Aplicação que cancela subscrições é lançada no Reino Unido

Um serviço que cancela automaticamente as subscrições no final do período de avaliação gratuita foi lançado no Reino Unido. Foi desenvolvido por Josh Browder, que na adolescência desenvolveu um algoritmo chamado Do Not Pay, que continua a combater com êxito multas de estacionamento.

A sua nova app, o Free Trial Surfing, não está vinculado à conta bancária ou cartão de crédito de um cliente, mas Browder diz que está em parceria com um grande banco. No entanto, ele recusou-se a dizer qual banco estava a apoiar o empreendimento. “A ideia deste produto surgiu quando eu percebi que estava a ser cobrado por um serviço de 18 libras de mais de um ano atrás que eu nunca estava a usar”, disse ele.
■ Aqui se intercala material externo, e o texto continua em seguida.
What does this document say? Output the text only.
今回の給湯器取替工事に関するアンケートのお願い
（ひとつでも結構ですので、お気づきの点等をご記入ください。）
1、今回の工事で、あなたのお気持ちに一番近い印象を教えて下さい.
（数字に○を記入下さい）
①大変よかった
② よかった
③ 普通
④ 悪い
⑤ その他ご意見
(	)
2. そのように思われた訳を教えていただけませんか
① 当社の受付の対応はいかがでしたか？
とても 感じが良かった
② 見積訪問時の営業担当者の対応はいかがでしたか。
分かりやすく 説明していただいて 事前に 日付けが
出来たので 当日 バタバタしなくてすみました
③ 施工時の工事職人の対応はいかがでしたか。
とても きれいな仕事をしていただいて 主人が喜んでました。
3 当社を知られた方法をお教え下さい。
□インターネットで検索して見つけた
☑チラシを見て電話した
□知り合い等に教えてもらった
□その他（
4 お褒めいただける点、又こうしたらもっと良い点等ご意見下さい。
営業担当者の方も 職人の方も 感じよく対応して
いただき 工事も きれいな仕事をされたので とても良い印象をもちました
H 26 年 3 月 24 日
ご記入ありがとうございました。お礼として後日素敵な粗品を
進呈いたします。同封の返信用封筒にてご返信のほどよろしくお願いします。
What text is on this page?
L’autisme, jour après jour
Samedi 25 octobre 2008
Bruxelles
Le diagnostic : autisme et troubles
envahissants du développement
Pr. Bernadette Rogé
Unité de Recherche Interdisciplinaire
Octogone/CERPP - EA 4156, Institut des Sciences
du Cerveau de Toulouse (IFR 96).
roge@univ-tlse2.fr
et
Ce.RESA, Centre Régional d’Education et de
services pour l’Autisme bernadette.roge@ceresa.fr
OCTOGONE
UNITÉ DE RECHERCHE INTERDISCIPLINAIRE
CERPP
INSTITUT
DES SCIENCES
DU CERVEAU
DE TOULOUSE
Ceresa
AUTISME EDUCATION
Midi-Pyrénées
“Na verdade, eu tinha-me esquecido completamente que me havia inscrito para um teste gratuito em primeiro lugar. Tentar constantemente acompanhar quando um período de teste gratuito termina é irritante e demorado”. Ele disse que 10.000 pessoas se inscreveram para experimentar o Free Trial Surfing desde o seu lançamento, seis semanas atrás, nos EUA, onde hoje vive Browder, que é do Reino Unido.

As duas subscrições mais comuns para as quais o serviço tem sido usado são plataformas porno seguidas pela Netflix, disse ele.

Como funciona?

Atualmente, está disponível apenas na loja de apps da Apple, com uma versão da Web em desenvolvimento.
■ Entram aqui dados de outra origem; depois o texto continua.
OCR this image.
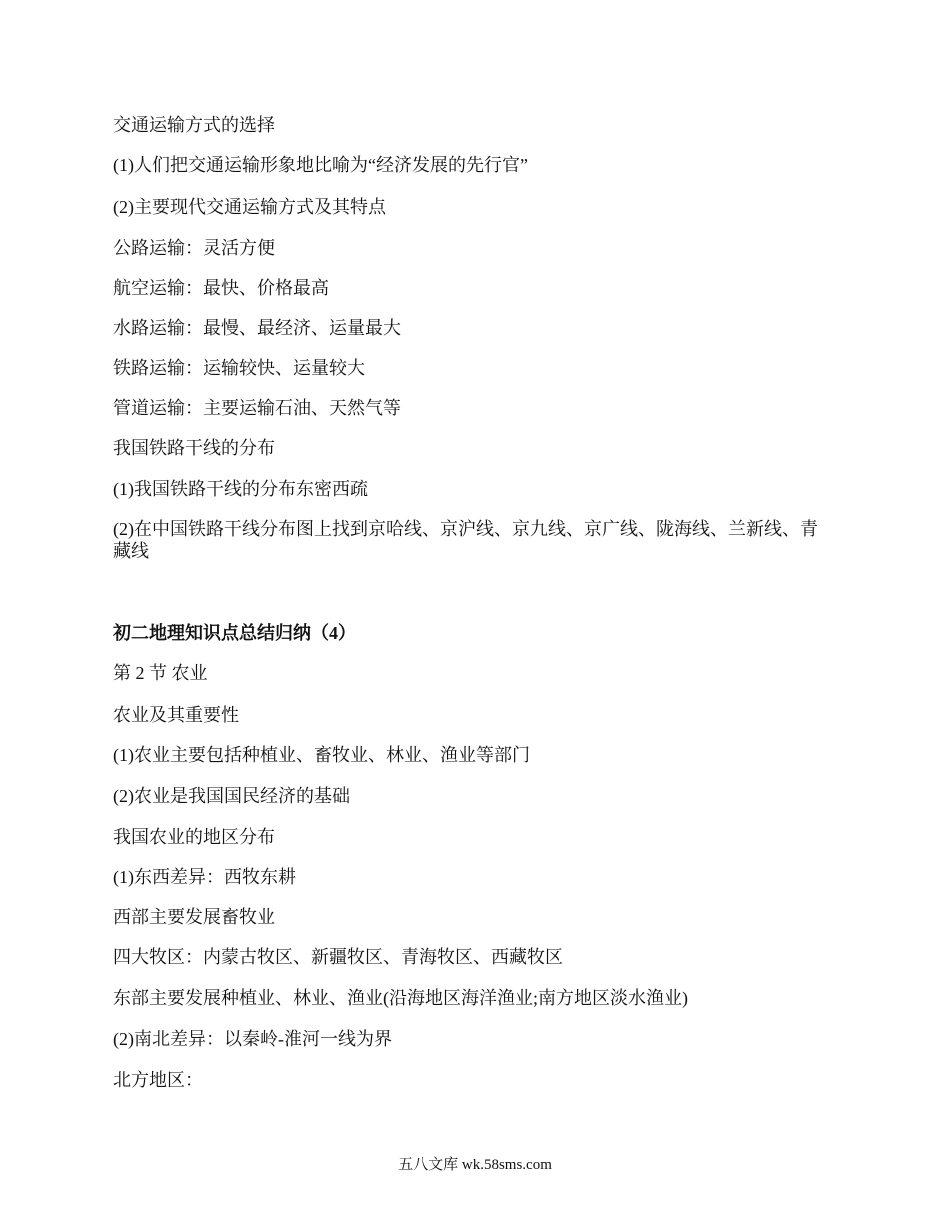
交通运输方式的选择
(1)人们把交通运输形象地比喻为“经济发展的先行官”
(2)主要现代交通运输方式及其特点
公路运输：灵活方便
航空运输：最快、价格最高
水路运输：最慢、最经济、运量最大
铁路运输：运输较快、运量较大
管道运输：主要运输石油、天然气等
我国铁路干线的分布
(1)我国铁路干线的分布东密西疏
(2)在中国铁路干线分布图上找到京哈线、京沪线、京九线、京广线、陇海线、兰新线、青藏线
初二地理知识点总结归纳（4）
第 2 节 农业
农业及其重要性
(1)农业主要包括种植业、畜牧业、林业、渔业等部门
(2)农业是我国国民经济的基础
我国农业的地区分布
(1)东西差异：西牧东耕
西部主要发展畜牧业
四大牧区：内蒙古牧区、新疆牧区、青海牧区、西藏牧区
东部主要发展种植业、林业、渔业(沿海地区海洋渔业;南方地区淡水渔业)
(2)南北差异：以秦岭-淮河一线为界
北方地区：
五八文库 wk.58sms.com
Cada cliente recebe um número de cartão de crédito virtual e um nome inventado, que podem ser usados ​​para se inscrever num serviço. O cartão está realmente registado na empresa de Browder, Do Not Pay.

A app também pode encaminhar e-mails entre o prestador de serviços e o cartão virtual, para que o endereço de e-mail do cliente seja seguro. Browder diz que o cartão não funcionará se usado para pagar por qualquer outra forma de compra.
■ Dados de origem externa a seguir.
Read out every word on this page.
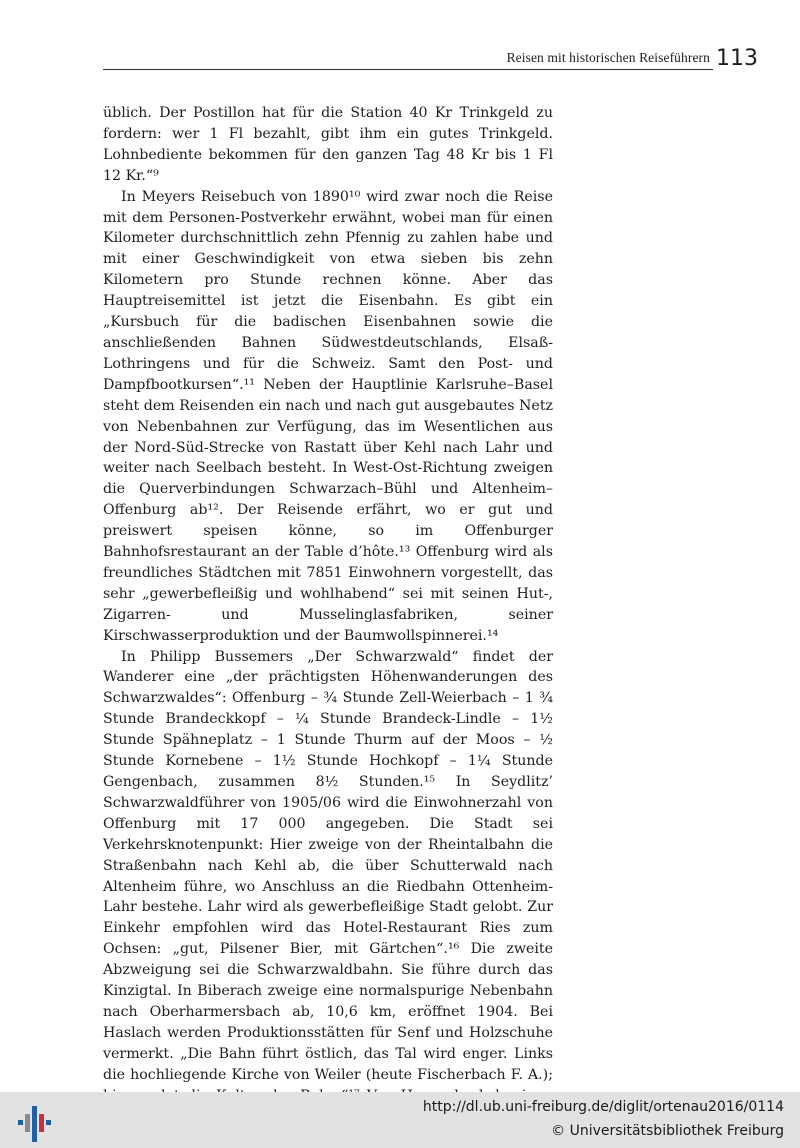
Reisen mit historischen Reiseführern 113

üblich. Der Postillon hat für die Station 40 Kr Trinkgeld zu fordern: wer 1 Fl bezahlt, gibt ihm ein gutes Trinkgeld. Lohnbediente bekommen für den ganzen Tag 48 Kr bis 1 Fl 12 Kr.“⁹

In Meyers Reisebuch von 1890¹⁰ wird zwar noch die Reise mit dem Personen-Postverkehr erwähnt, wobei man für einen Kilometer durchschnittlich zehn Pfennig zu zahlen habe und mit einer Geschwindigkeit von etwa sieben bis zehn Kilometern pro Stunde rechnen könne. Aber das Hauptreisemittel ist jetzt die Eisenbahn. Es gibt ein „Kursbuch für die badischen Eisenbahnen sowie die anschließenden Bahnen Südwestdeutschlands, Elsaß-Lothringens und für die Schweiz. Samt den Post- und Dampfbootkursen“.¹¹ Neben der Hauptlinie Karlsruhe–Basel steht dem Reisenden ein nach und nach gut ausgebautes Netz von Nebenbahnen zur Verfügung, das im Wesentlichen aus der Nord-Süd-Strecke von Rastatt über Kehl nach Lahr und weiter nach Seelbach besteht. In West-Ost-Richtung zweigen die Querverbindungen Schwarzach–Bühl und Altenheim–Offenburg ab¹². Der Reisende erfährt, wo er gut und preiswert speisen könne, so im Offenburger Bahnhofsrestaurant an der Table d’hôte.¹³ Offenburg wird als freundliches Städtchen mit 7851 Einwohnern vorgestellt, das sehr „gewerbefleißig und wohlhabend“ sei mit seinen Hut-, Zigarren- und Musselinglasfabriken, seiner Kirschwasserproduktion und der Baumwollspinnerei.¹⁴

In Philipp Bussemers „Der Schwarzwald“ findet der Wanderer eine „der prächtigsten Höhenwanderungen des Schwarzwaldes“: Offenburg – ¾ Stunde Zell-Weierbach – 1 ¾ Stunde Brandeckkopf – ¼ Stunde Brandeck-Lindle – 1½ Stunde Spähneplatz – 1 Stunde Thurm auf der Moos – ½ Stunde Kornebene – 1½ Stunde Hochkopf – 1¼ Stunde Gengenbach, zusammen 8½ Stunden.¹⁵ In Seydlitz’ Schwarzwaldführer von 1905/06 wird die Einwohnerzahl von Offenburg mit 17 000 angegeben. Die Stadt sei Verkehrsknotenpunkt: Hier zweige von der Rheintalbahn die Straßenbahn nach Kehl ab, die über Schutterwald nach Altenheim führe, wo Anschluss an die Riedbahn Ottenheim-Lahr bestehe. Lahr wird als gewerbefleißige Stadt gelobt. Zur Einkehr empfohlen wird das Hotel-Restaurant Ries zum Ochsen: „gut, Pilsener Bier, mit Gärtchen“.¹⁶ Die zweite Abzweigung sei die Schwarzwaldbahn. Sie führe durch das Kinzigtal. In Biberach zweige eine normalspurige Nebenbahn nach Oberharmersbach ab, 10,6 km, eröffnet 1904. Bei Haslach werden Produktionsstätten für Senf und Holzschuhe vermerkt. „Die Bahn führt östlich, das Tal wird enger. Links die hochliegende Kirche von Weiler (heute Fischerbach F. A.);

http://dl.ub.uni-freiburg.de/diglit/ortenau2016/0114
© Universitätsbibliothek Freiburg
Ele disse que algumas plataformas estavam a tentar bloquear o serviço descobrindo quais cartões pertencem ao Do Not Pay.n”O nosso banco é tão grande que precisaria de arruinar muitos clientes para interromper o produto. Teriam que encerrar todo o programa de avaliação gratuita”, afirmou ele.

Ironicamente, ele diz que um dia poderá cobrar uma subscrição para usar o serviço, que atualmente é gratuito. “Demorou cerca de seis meses para construir”, disse ele. “No momento, estamos a testar – talvez um dia seja uma assinatura barata, como 2 dólares por mês.

“A razão pela qual demorou tanto tempo foi que queríamos ter a certeza de que seria recusado se usado com uma compra real. Não responsabilizaremos as pessoas – seremos nós quem será o alvo”.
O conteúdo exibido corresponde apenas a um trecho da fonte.